In the summer of 2009, we drove over 3200 miles to arrive in Valdez. We were hoping to make it in time for a half-marathon in Cordova, Alaska. It took us six days to drive from Sacramento, through Oregon, Washington, British Columbia, and Yukon Territory and finally through Alaska to Valdez. We drove hundreds of miles per day fueled by eagerness and the energy we absorbed from the incredibly beautiful drive and the daylight that lasted till late at night. The last leg of our journey was the 90 boat trip from Valdez to Cordova.

That sounds pretty doable, right? Never mind that we had just towed our boat behind our truck for all these miles. Never mind that our boat had only about 10 hours on the engine. 10 hours? Yes, Jack and I had taken the boat out of Bodega Bay into the great Pacific a sum total of two times.

We spent the night in the long term boat and trailer parking lot in Valdez. We had prepared the boat, the Gillie, for her journey. We filled her tanks. We scrubbed her down. We loaded her with all that we thought we would need to camp on her for a few days in Cordova. We woke early. She was launched pretty smoothly about 7 a.m. The water was flat. The weather calm and overcast. The further we were from Valdez, the more relaxed we became.

Being very new to boating with the Gillie, we constantly checked guages and our electronics to ensure that all was running smoothly. The main outboard engine was monitored to ensure that it was staying cool.

Ten miles away from Valdez, Jack noticed that the cooling stream from the outboard motor was slowing. It was not “pissing” as it should. Uh oh. We knew we had to shut off the engine and let it cool. Fortunately, we still had cell phone reception. I called the harbor master in Valdez to find out who could work on an outboard motor. Hmmm… no one. Yikes! Now what?

We have an 8 horsepower kicker that runs separately from the main outboard. We started that motor and limped back to Valdez to regroup.

Jack thought to call the motor shop in Sacramento to see if they had any advice. The guy who answered the phone suggested running something long and skinny up the exhaust to see if we could clear it. We found a long zip tie that fit perfectly. After a few pokes and a hard blow on the other end, small stones and dead bugs that had collected on the road spilled out. And then came the clear, strong flow of the cooling water. Thank you to Buck’s Outboard!

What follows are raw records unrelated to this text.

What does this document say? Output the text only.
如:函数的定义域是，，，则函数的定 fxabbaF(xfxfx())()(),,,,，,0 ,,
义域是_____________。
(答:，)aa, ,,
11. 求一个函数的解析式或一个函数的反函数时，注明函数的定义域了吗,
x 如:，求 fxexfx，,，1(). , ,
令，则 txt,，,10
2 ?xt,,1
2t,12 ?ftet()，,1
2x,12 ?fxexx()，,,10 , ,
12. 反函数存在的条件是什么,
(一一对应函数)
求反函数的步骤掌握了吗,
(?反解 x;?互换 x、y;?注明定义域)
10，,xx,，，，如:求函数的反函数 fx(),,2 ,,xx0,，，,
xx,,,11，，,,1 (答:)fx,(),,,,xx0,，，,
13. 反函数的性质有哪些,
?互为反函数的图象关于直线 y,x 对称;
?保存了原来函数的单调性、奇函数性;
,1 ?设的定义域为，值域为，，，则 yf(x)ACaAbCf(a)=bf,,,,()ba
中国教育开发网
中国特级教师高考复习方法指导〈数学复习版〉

It was about noon at this time. The water was no longer flat. The wind had increased a few knots. Should we stay and miss the deadline? Should we go for it?

We went for it.

After we passed the place where we had turned back the first time out, we came to a finger of Prince William Sound which ran up as far as the Columbia Glacier. Someday I hope to see this glacier up close. Floating down from this finger where these beautiful sculptures of ice. The blues in the icebergs were amazing. They calmly floated away from the glacier carrying gulls and kittiwakes. The icebergs have these organic shapes that are captivating. The safe arrival in Cordova that evening should have been reward enough. The icebergs were the real reward.